Ao chegar o pôr-do-sol, enquanto o mar se tornava negro como tinta e o Sol inchado pintava o céu de um vermelho profundo e sangrento, Vic­tarion regressou ao convés. Estava nu da cintura para cima, e o seu braço esquerdo era sangue até ao cotovelo. Quando a sua tripulação se reuniu, murmurando e trocando olhares, ergueu uma mão chamuscada e enegre­cida. Fios de fumo escuro ergueram-se dos seus dedos quando apontou para o meistre.

— Aquele. Cortai-lhe a garganta e atirai-o ao mar, e os ventos favorecer-nos-ão até Meereen. — Moqorro vira isso nos seus fogos. Também vira a rapariga casada, mas e daí? Não seria a primeira mulher que Victarion Greyjoy transformava em viúva.

TYRION

O curandeiro entrou na tenda a murmurar palavras de circunstância, mas uma baforada do ar nauseabundo e um olhar a Yezzan zo Qaggaz puseram fim a isso.

—   A égua branca — disse o homem a Doces.

Que surpresa, pensou Tyrion. Quem teria adivinhado? Além de qual­quer homem com nariz, ou de mim com metade. Yezzan ardia de febre, contorcendo-se de vez em quando num charco dos próprios excrementos. A caca dele transformara-se num lodo castanho manchado de sangue... e cabia a Yollo e a Centava limpar o seu traseiro amarelo. Mesmo com ajuda, o amo de Tyrion era incapaz de levantar o seu peso; precisava de todas as suas forças em declínio para rolar sobre um lado.

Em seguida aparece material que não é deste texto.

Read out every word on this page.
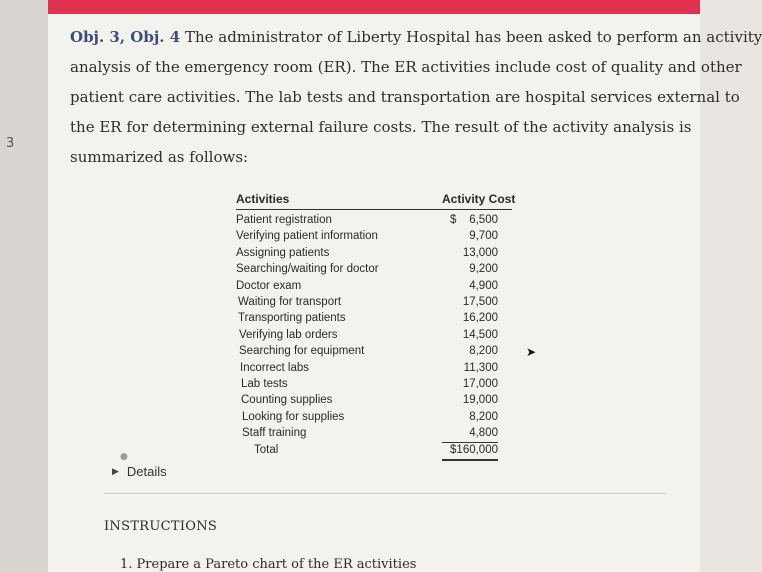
3
Obj. 3, Obj. 4 The administrator of Liberty Hospital has been asked to perform an activity
analysis of the emergency room (ER). The ER activities include cost of quality and other
patient care activities. The lab tests and transportation are hospital services external to
the ER for determining external failure costs. The result of the activity analysis is
summarized as follows:
Activities	Activity Cost
Patient registration	$ 6,500
Verifying patient information	9,700
Assigning patients	13,000
Searching/waiting for doctor	9,200
Doctor exam	4,900
Waiting for transport	17,500
Transporting patients	16,200
Verifying lab orders	14,500
Searching for equipment	8,200
Incorrect labs	11,300
Lab tests	17,000
Counting supplies	19,000
Looking for supplies	8,200
Staff training	4,800
Total	$160,000
➤
●
▶ Details
INSTRUCTIONS
1. Prepare a Pareto chart of the ER activities
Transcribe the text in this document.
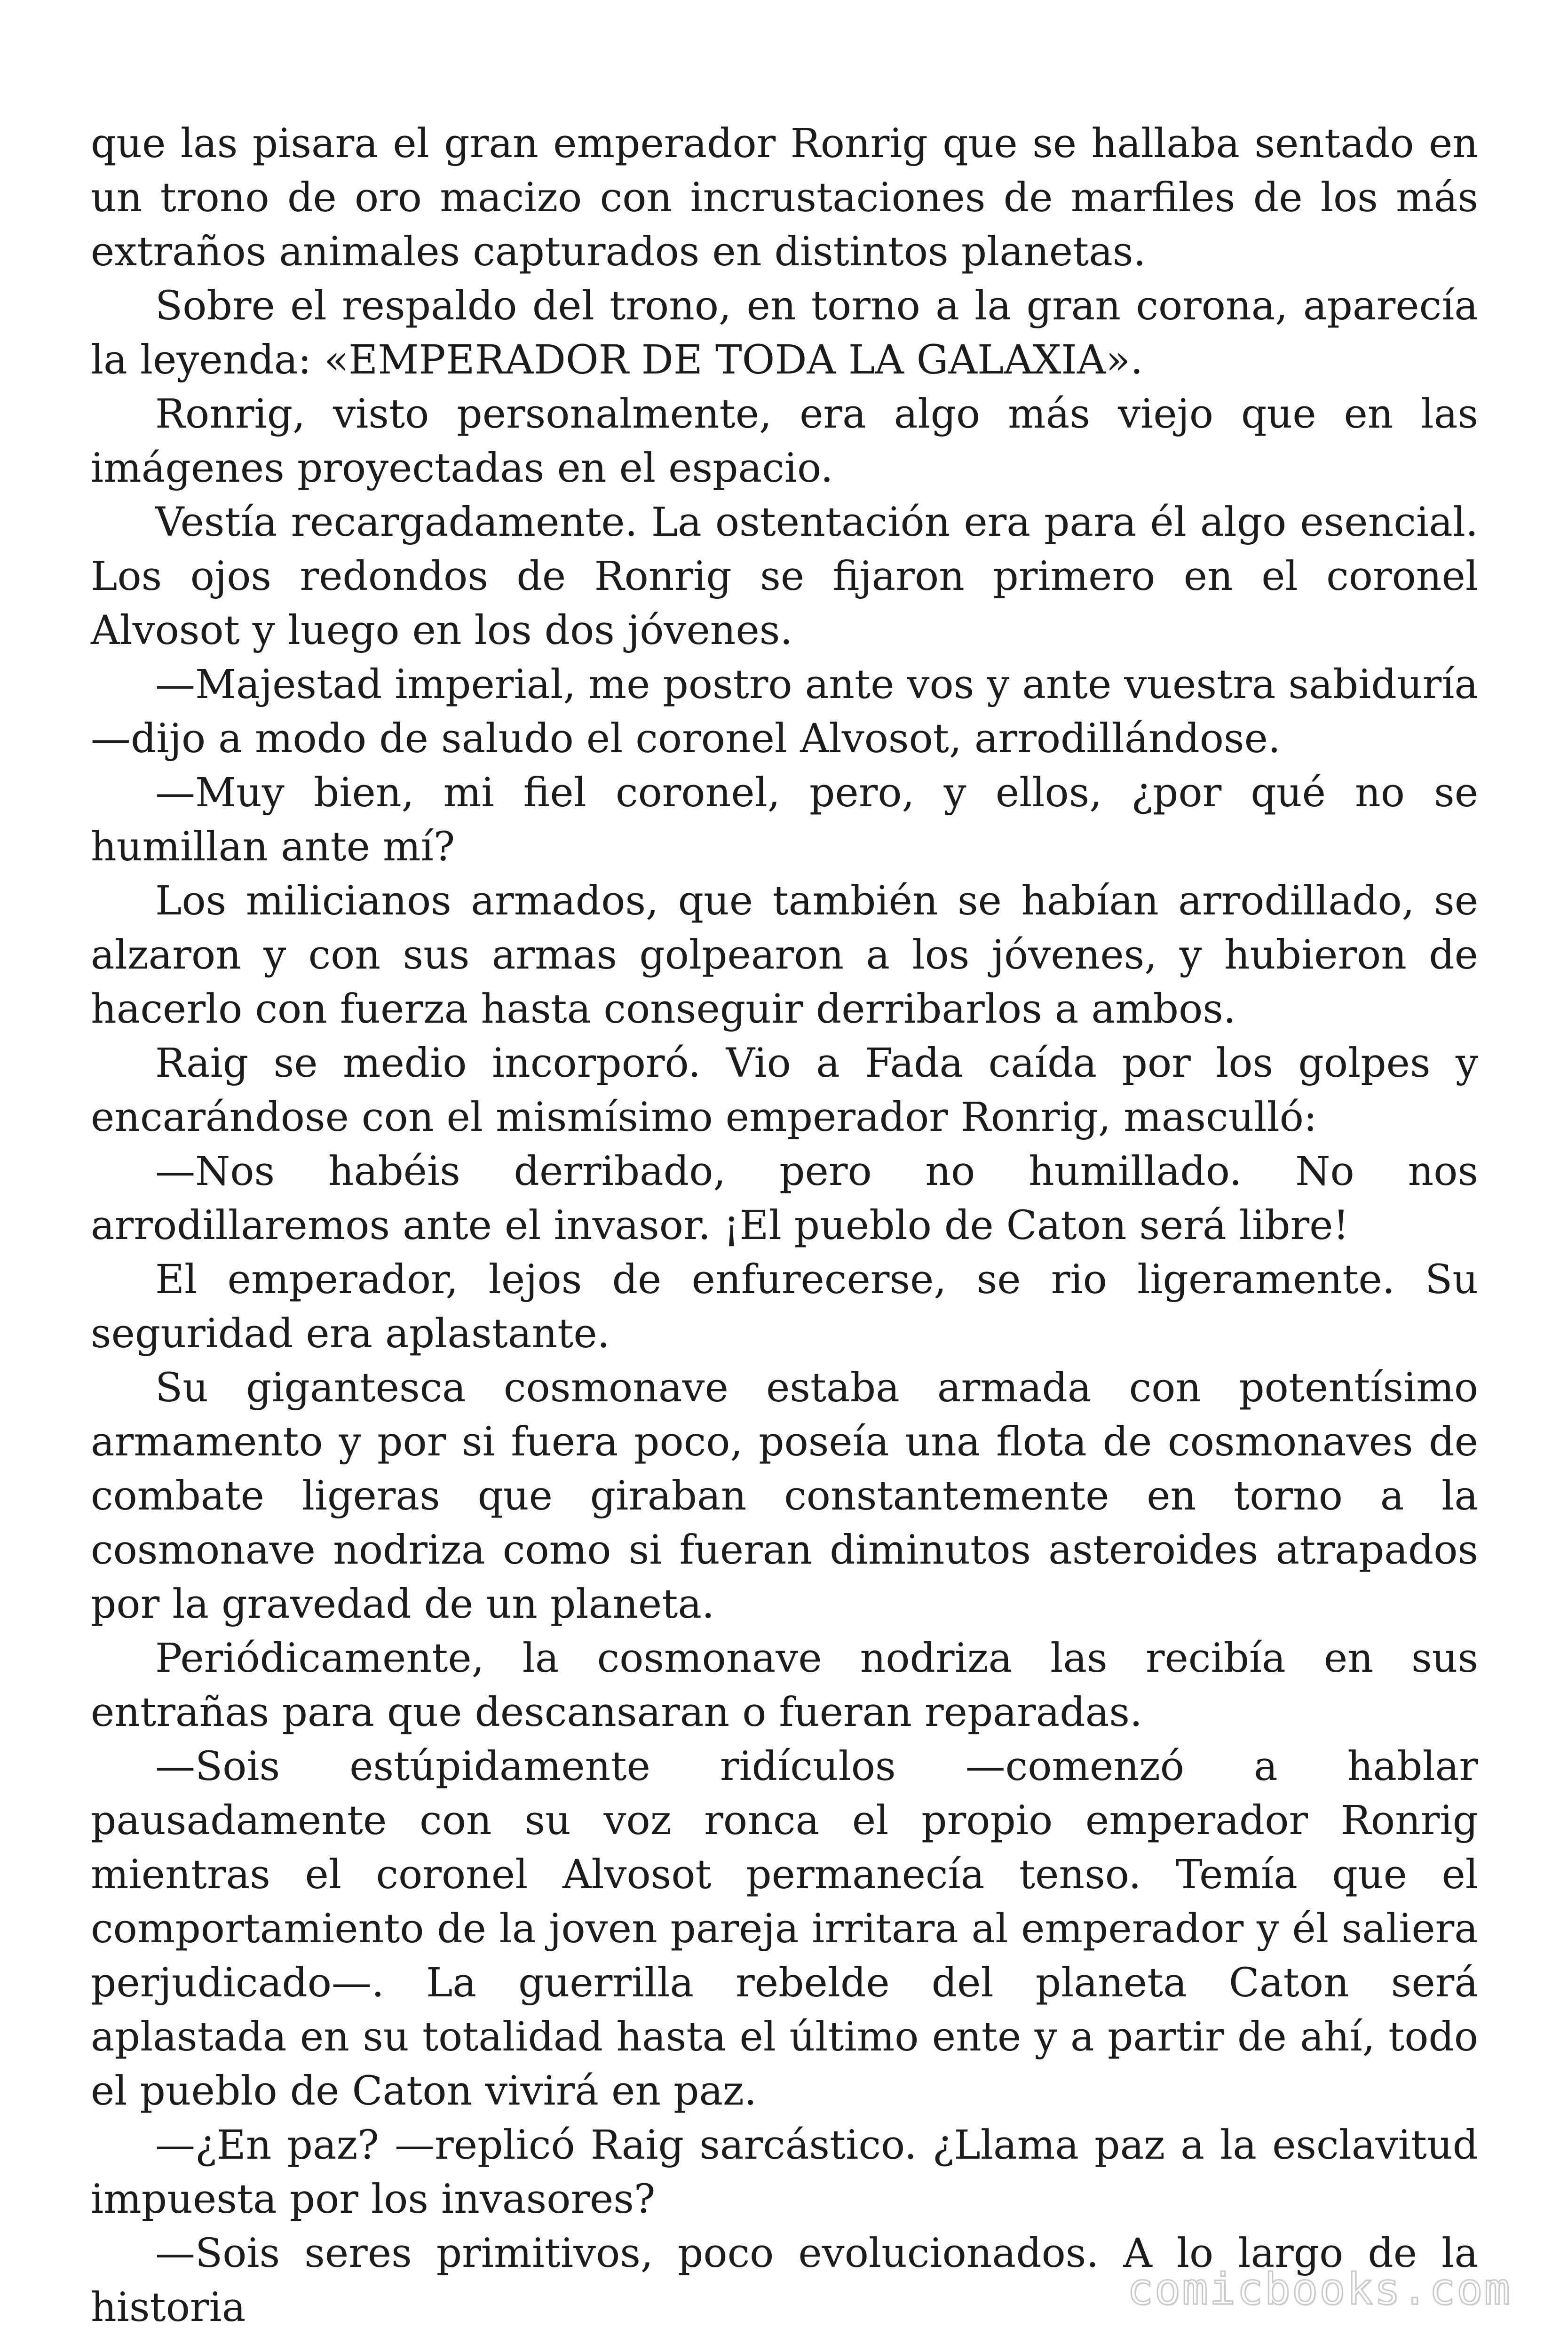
que las pisara el gran emperador Ronrig que se hallaba sentado en un trono de oro macizo con incrustaciones de marfiles de los más extraños animales capturados en distintos planetas.

Sobre el respaldo del trono, en torno a la gran corona, aparecía la leyenda: «EMPERADOR DE TODA LA GALAXIA».

Ronrig, visto personalmente, era algo más viejo que en las imágenes proyectadas en el espacio.

Vestía recargadamente. La ostentación era para él algo esencial. Los ojos redondos de Ronrig se fijaron primero en el coronel Alvosot y luego en los dos jóvenes.

—Majestad imperial, me postro ante vos y ante vuestra sabiduría —dijo a modo de saludo el coronel Alvosot, arrodillándose.

—Muy bien, mi fiel coronel, pero, y ellos, ¿por qué no se humillan ante mí?

Los milicianos armados, que también se habían arrodillado, se alzaron y con sus armas golpearon a los jóvenes, y hubieron de hacerlo con fuerza hasta conseguir derribarlos a ambos.

Raig se medio incorporó. Vio a Fada caída por los golpes y encarándose con el mismísimo emperador Ronrig, masculló:

—Nos habéis derribado, pero no humillado. No nos arrodillaremos ante el invasor. ¡El pueblo de Caton será libre!

El emperador, lejos de enfurecerse, se rio ligeramente. Su seguridad era aplastante.

Su gigantesca cosmonave estaba armada con potentísimo armamento y por si fuera poco, poseía una flota de cosmonaves de combate ligeras que giraban constantemente en torno a la cosmonave nodriza como si fueran diminutos asteroides atrapados por la gravedad de un planeta.

Periódicamente, la cosmonave nodriza las recibía en sus entrañas para que descansaran o fueran reparadas.

—Sois estúpidamente ridículos —comenzó a hablar pausadamente con su voz ronca el propio emperador Ronrig mientras el coronel Alvosot permanecía tenso. Temía que el comportamiento de la joven pareja irritara al emperador y él saliera perjudicado—. La guerrilla rebelde del planeta Caton será aplastada en su totalidad hasta el último ente y a partir de ahí, todo el pueblo de Caton vivirá en paz.

—¿En paz? —replicó Raig sarcástico. ¿Llama paz a la esclavitud impuesta por los invasores?

—Sois seres primitivos, poco evolucionados. A lo largo de la historia	comicbooks.com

—   As minhas artes não servirão aqui — anunciou o curandeiro. — A vida do nobre Yezzan está nas mãos dos deuses. Mantende-o fresco, se puderdes. Há quem diga que isso ajuda. Trazei-lhe água. — Os atacados pela égua branca estavam sempre com sede, bebendo galões de água entre cagadelas. — Água limpa e fresca, tanta quanta ele queira beber.

—   Água do rio não — disse Doces.

—   De modo algum. — E com aquelas palavras, o curandeiro fugiu.

Nós também temos de fugir, pensou Tyrion. Era um escravo com um

colarinho dourado, provido de pequenas campainhas que tiniam alegre­mente a cada passo que dava. Um dos tesouros especiais de Yezzan. Uma honra indistinguível de uma condenação à morte. Yezzan zo Qaggaz gostava de manter os seus queridinhos por perto, portanto coubera a Yollo, Centa­va, Doces e aos outros tesouros servi-lo quando adoecera.